Sunday, March 27, 2005

Social liberals and the importance of process

In his New York Times column on Saturday, David Brooks tries valiantly to appear evenhanded in criticizing both liberals and conservatives in his analysis of the Terri Schiavo case. But he does a disservice to the liberals (surprise!) when he claims that there's no substance to their focus on process. Conservatives, he claims, appeal to a certain moral truth -- life good, death bad -- while liberals merely ask that the process for deciding such matters be fair.

What he misses entirely is the underlying premise for the focus on process: if the process is fair, then individuals will reach the right decision for them, and liberals deeply respect the ability of the autonomous individual to make his or her own decisions about what is right and good.
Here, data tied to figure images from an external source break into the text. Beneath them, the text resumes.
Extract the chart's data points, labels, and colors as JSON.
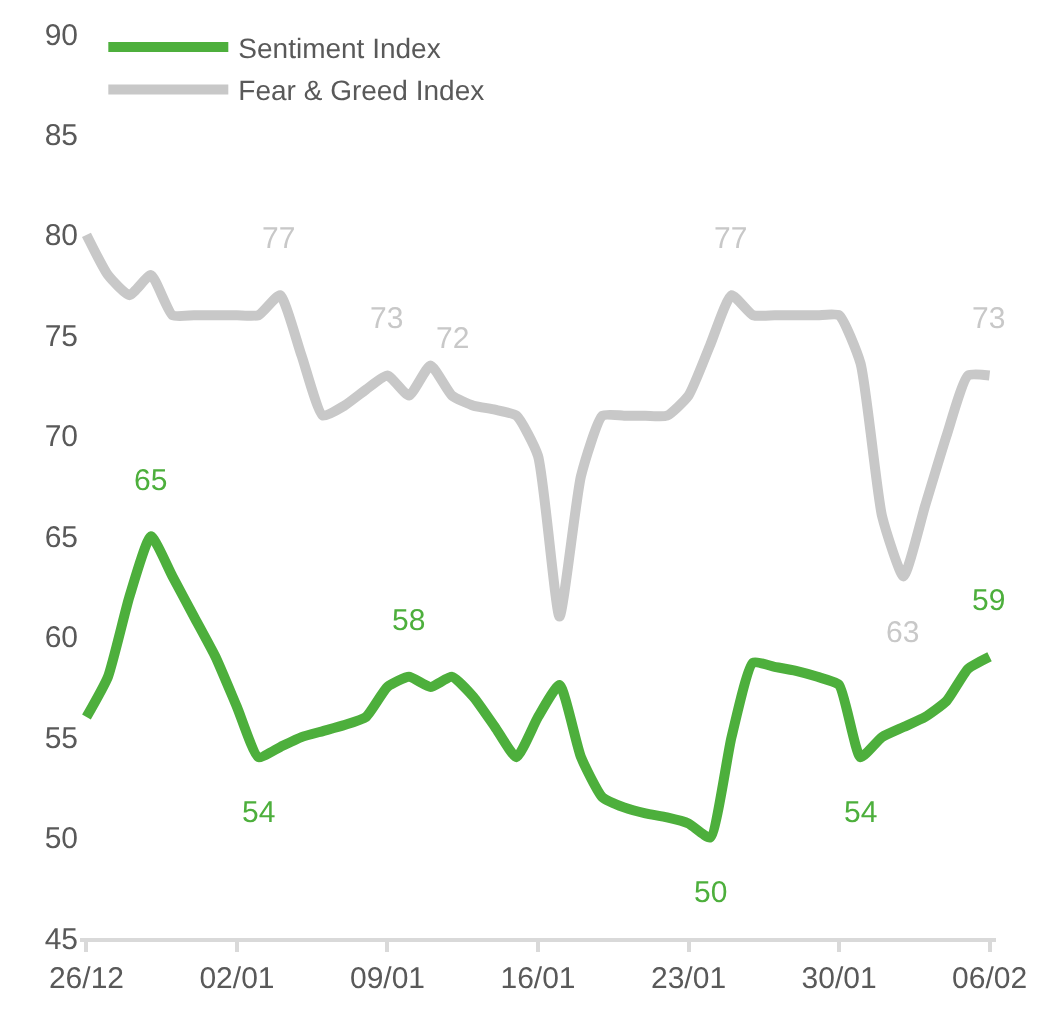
{
  "chart_data": {
    "type": "line",
    "ylim": [
      45,
      90
    ],
    "yticks": [
      45,
      50,
      55,
      60,
      65,
      70,
      75,
      80,
      85,
      90
    ],
    "categories": [
      "26/12",
      null,
      null,
      null,
      null,
      null,
      null,
      "02/01",
      null,
      null,
      null,
      null,
      null,
      null,
      "09/01",
      null,
      null,
      null,
      null,
      null,
      null,
      "16/01",
      null,
      null,
      null,
      null,
      null,
      null,
      "23/01",
      null,
      null,
      null,
      null,
      null,
      null,
      "30/01",
      null,
      null,
      null,
      null,
      null,
      null,
      "06/02"
    ],
    "grid": false,
    "legend": "top left",
    "marker": "none",
    "line_style": "solid",
    "series": [
      {
        "name": "Sentiment Index",
        "color": "#4daf3c",
        "values": [
          56,
          58,
          62,
          65,
          63,
          61,
          59,
          56.5,
          54,
          54.5,
          55,
          55.3,
          55.6,
          56,
          57.5,
          58,
          57.5,
          58,
          57,
          55.5,
          54,
          56,
          57.6,
          54,
          52,
          51.5,
          51.2,
          51,
          50.7,
          50,
          55,
          58.7,
          58.5,
          58.3,
          58,
          57.6,
          54,
          55,
          55.5,
          56,
          56.8,
          58.4,
          59
        ],
        "value_labels": [
          null,
          null,
          null,
          "65",
          null,
          null,
          null,
          null,
          "54",
          null,
          null,
          null,
          null,
          null,
          null,
          "58",
          null,
          null,
          null,
          null,
          null,
          null,
          null,
          null,
          null,
          null,
          null,
          null,
          null,
          "50",
          null,
          null,
          null,
          null,
          null,
          null,
          "54",
          null,
          null,
          null,
          null,
          null,
          "59"
        ]
      },
      {
        "name": "Fear & Greed Index",
        "color": "#c8c8c8",
        "values": [
          80,
          78,
          77,
          78,
          76,
          76,
          76,
          76,
          76,
          77,
          74,
          71,
          71.5,
          72.3,
          73,
          72,
          73.5,
          72,
          71.5,
          71.3,
          71,
          69,
          61,
          68,
          71,
          71,
          71,
          71,
          72,
          74.5,
          77,
          76,
          76,
          76,
          76,
          76,
          73.6,
          66,
          63,
          66.5,
          70,
          73,
          73
        ],
        "value_labels": [
          null,
          null,
          null,
          null,
          null,
          null,
          null,
          null,
          null,
          "77",
          null,
          null,
          null,
          null,
          "73",
          null,
          null,
          "72",
          null,
          null,
          null,
          null,
          null,
          null,
          null,
          null,
          null,
          null,
          null,
          null,
          "77",
          null,
          null,
          null,
          null,
          null,
          null,
          null,
          "63",
          null,
          null,
          null,
          "73"
        ]
      }
    ]
  }
}
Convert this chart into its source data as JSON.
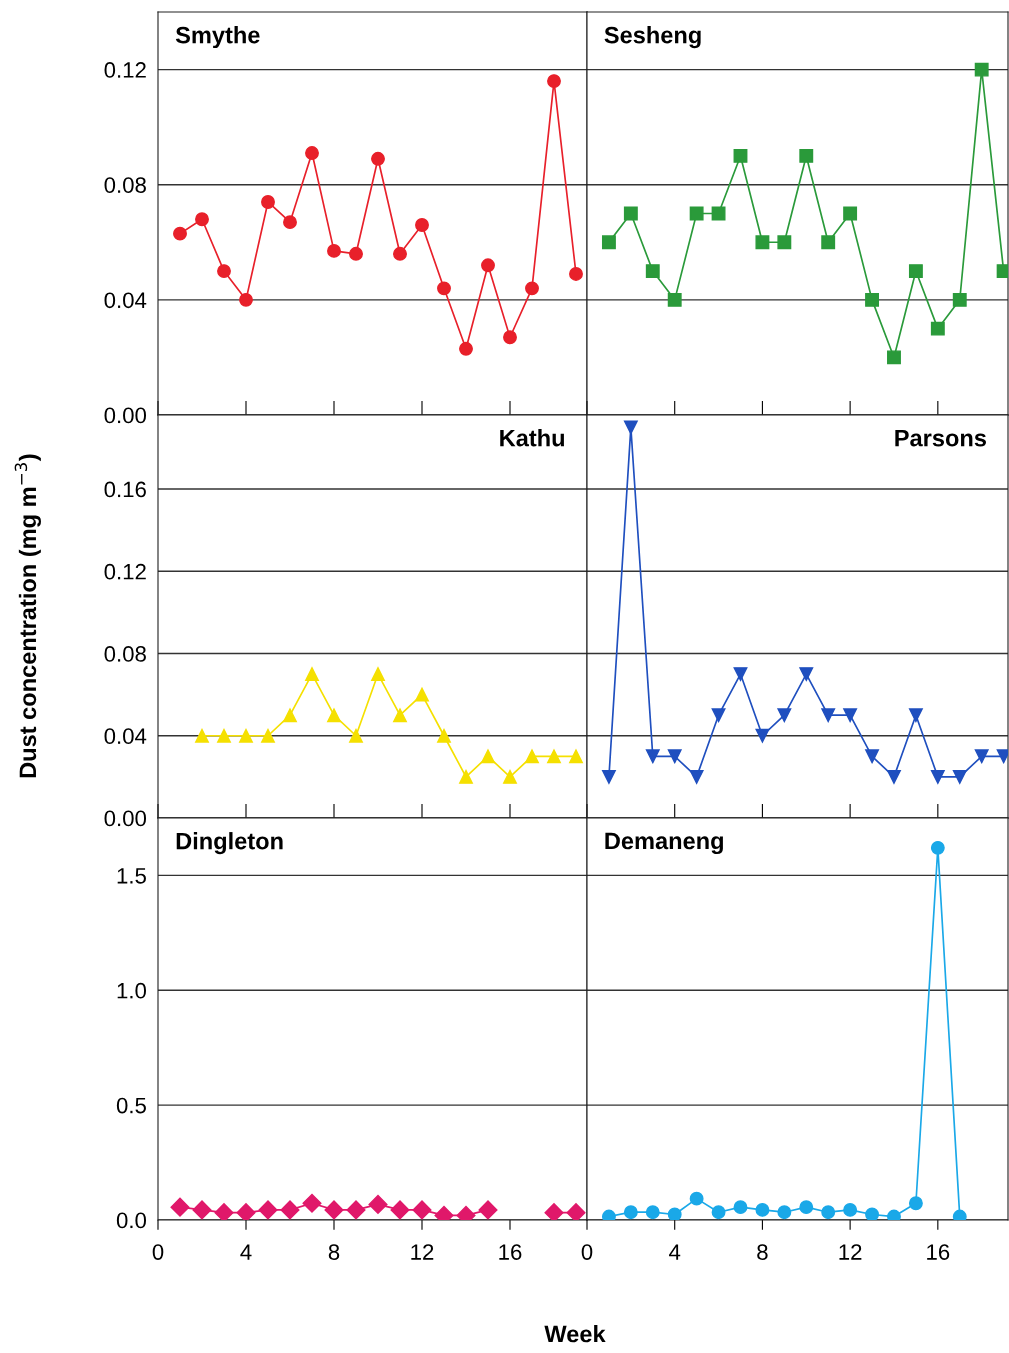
{
  "chart_data": [
    {
      "type": "line",
      "title": "Smythe",
      "ylabel": "Dust concentration (mg m$^{−3}$)",
      "x": [
        1,
        2,
        3,
        4,
        5,
        6,
        7,
        8,
        9,
        10,
        11,
        12,
        13,
        14,
        15,
        16,
        17,
        18,
        19
      ],
      "series": [
        {
          "color": "#e8202a",
          "values": [
            0.063,
            0.068,
            0.05,
            0.04,
            0.074,
            0.067,
            0.091,
            0.057,
            0.056,
            0.089,
            0.056,
            0.066,
            0.044,
            0.023,
            0.052,
            0.027,
            0.044,
            0.116,
            0.049
          ]
        }
      ],
      "marker": "circle",
      "xlim": [
        0,
        19.5
      ],
      "xticks": [
        {
          "value": 0,
          "label": null
        },
        {
          "value": 4,
          "label": null
        },
        {
          "value": 8,
          "label": null
        },
        {
          "value": 12,
          "label": null
        },
        {
          "value": 16,
          "label": null
        }
      ],
      "ylim": [
        0,
        0.14
      ],
      "yticks": [
        {
          "value": 0,
          "label": "0.00"
        },
        {
          "value": 0.04,
          "label": "0.04"
        },
        {
          "value": 0.08,
          "label": "0.08"
        },
        {
          "value": 0.12,
          "label": "0.12"
        }
      ],
      "grid": "y",
      "tick_labels": "y"
    },
    {
      "type": "line",
      "title": "Sesheng",
      "x": [
        1,
        2,
        3,
        4,
        5,
        6,
        7,
        8,
        9,
        10,
        11,
        12,
        13,
        14,
        15,
        16,
        17,
        18,
        19
      ],
      "series": [
        {
          "color": "#2a9a3a",
          "values": [
            0.06,
            0.07,
            0.05,
            0.04,
            0.07,
            0.07,
            0.09,
            0.06,
            0.06,
            0.09,
            0.06,
            0.07,
            0.04,
            0.02,
            0.05,
            0.03,
            0.04,
            0.12,
            0.05
          ]
        }
      ],
      "marker": "square",
      "xlim": [
        0,
        19.2
      ],
      "xticks": [
        {
          "value": 0,
          "label": null
        },
        {
          "value": 4,
          "label": null
        },
        {
          "value": 8,
          "label": null
        },
        {
          "value": 12,
          "label": null
        },
        {
          "value": 16,
          "label": null
        }
      ],
      "ylim": [
        0,
        0.14
      ],
      "yticks": [
        {
          "value": 0,
          "label": null
        },
        {
          "value": 0.04,
          "label": null
        },
        {
          "value": 0.08,
          "label": null
        },
        {
          "value": 0.12,
          "label": null
        }
      ],
      "grid": "y",
      "tick_labels": false
    },
    {
      "type": "line",
      "title": "Kathu",
      "x": [
        2,
        3,
        4,
        5,
        6,
        7,
        8,
        9,
        10,
        11,
        12,
        13,
        14,
        15,
        16,
        17,
        18,
        19
      ],
      "series": [
        {
          "color": "#f5e000",
          "values": [
            0.04,
            0.04,
            0.04,
            0.04,
            0.05,
            0.07,
            0.05,
            0.04,
            0.07,
            0.05,
            0.06,
            0.04,
            0.02,
            0.03,
            0.02,
            0.03,
            0.03,
            0.03
          ]
        }
      ],
      "marker": "triangle",
      "xlim": [
        0,
        19.5
      ],
      "xticks": [
        {
          "value": 0,
          "label": null
        },
        {
          "value": 4,
          "label": null
        },
        {
          "value": 8,
          "label": null
        },
        {
          "value": 12,
          "label": null
        },
        {
          "value": 16,
          "label": null
        }
      ],
      "ylim": [
        0,
        0.196
      ],
      "yticks": [
        {
          "value": 0,
          "label": "0.00"
        },
        {
          "value": 0.04,
          "label": "0.04"
        },
        {
          "value": 0.08,
          "label": "0.08"
        },
        {
          "value": 0.12,
          "label": "0.12"
        },
        {
          "value": 0.16,
          "label": "0.16"
        }
      ],
      "grid": "y",
      "tick_labels": "y"
    },
    {
      "type": "line",
      "title": "Parsons",
      "x": [
        1,
        2,
        3,
        4,
        5,
        6,
        7,
        8,
        9,
        10,
        11,
        12,
        13,
        14,
        15,
        16,
        17,
        18,
        19
      ],
      "series": [
        {
          "color": "#1f4fbf",
          "values": [
            0.02,
            0.19,
            0.03,
            0.03,
            0.02,
            0.05,
            0.07,
            0.04,
            0.05,
            0.07,
            0.05,
            0.05,
            0.03,
            0.02,
            0.05,
            0.02,
            0.02,
            0.03,
            0.03
          ]
        }
      ],
      "marker": "triangle_down",
      "xlim": [
        0,
        19.2
      ],
      "xticks": [
        {
          "value": 0,
          "label": null
        },
        {
          "value": 4,
          "label": null
        },
        {
          "value": 8,
          "label": null
        },
        {
          "value": 12,
          "label": null
        },
        {
          "value": 16,
          "label": null
        }
      ],
      "ylim": [
        0,
        0.196
      ],
      "yticks": [
        {
          "value": 0,
          "label": null
        },
        {
          "value": 0.04,
          "label": null
        },
        {
          "value": 0.08,
          "label": null
        },
        {
          "value": 0.12,
          "label": null
        },
        {
          "value": 0.16,
          "label": null
        }
      ],
      "grid": "y",
      "tick_labels": false
    },
    {
      "type": "line",
      "title": "Dingleton",
      "xlabel": "Week",
      "x": [
        1,
        2,
        3,
        4,
        5,
        6,
        7,
        8,
        9,
        10,
        11,
        12,
        13,
        14,
        15,
        16,
        17,
        18,
        19
      ],
      "series": [
        {
          "color": "#e0186a",
          "values": [
            0.056,
            0.044,
            0.032,
            0.032,
            0.044,
            0.044,
            0.073,
            0.044,
            0.044,
            0.068,
            0.044,
            0.044,
            0.02,
            0.02,
            0.044,
            null,
            null,
            0.032,
            0.032
          ]
        }
      ],
      "marker": "diamond",
      "xlim": [
        0,
        19.5
      ],
      "xticks": [
        0,
        4,
        8,
        12,
        16
      ],
      "ylim": [
        0,
        1.75
      ],
      "yticks": [
        {
          "value": 0,
          "label": "0.0"
        },
        {
          "value": 0.5,
          "label": "0.5"
        },
        {
          "value": 1,
          "label": "1.0"
        },
        {
          "value": 1.5,
          "label": "1.5"
        }
      ],
      "grid": "y"
    },
    {
      "type": "line",
      "title": "Demaneng",
      "x": [
        1,
        2,
        3,
        4,
        5,
        6,
        7,
        8,
        9,
        10,
        11,
        12,
        13,
        14,
        15,
        16,
        17
      ],
      "series": [
        {
          "color": "#1aa8e8",
          "values": [
            0.015,
            0.034,
            0.034,
            0.024,
            0.093,
            0.034,
            0.056,
            0.044,
            0.034,
            0.056,
            0.034,
            0.044,
            0.024,
            0.015,
            0.073,
            1.62,
            0.015
          ]
        }
      ],
      "marker": "circle",
      "xlim": [
        0,
        19.2
      ],
      "xticks": [
        0,
        4,
        8,
        12,
        16
      ],
      "ylim": [
        0,
        1.75
      ],
      "yticks": [
        {
          "value": 0,
          "label": null
        },
        {
          "value": 0.5,
          "label": null
        },
        {
          "value": 1,
          "label": null
        },
        {
          "value": 1.5,
          "label": null
        }
      ],
      "grid": "y",
      "tick_labels": "x"
    }
  ]
}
This is nothing particularly new -- it is in fact the same premise that underlies the Establishment and Free Exercise clauses, this assumption that, left to their own devices, people do a pretty good job of conceptualizing and following their own ideas of the good life. Government's role is to ensure that they are in fact left to their own devices.

Conservatives love this idea generally. They're against federal intervention in the states, against government intervention in individual's lives, and most importantly, against government interference in families. Where they get caught up is when individuals use this autonomy, this freedom from state interference, in ways that are not in concert with the social conservatives' view of what's morally right. Then they can't help themselves. Autonomy is no longer the prime value, losing out to the importance of doing things our way.

In short, liberals respect the right of individuals to figure out their own lives. Conservatives do not.

Why the Democrats can't seem to focus on and take advantage of this key contradiction in conservative/Republican politics baffles me.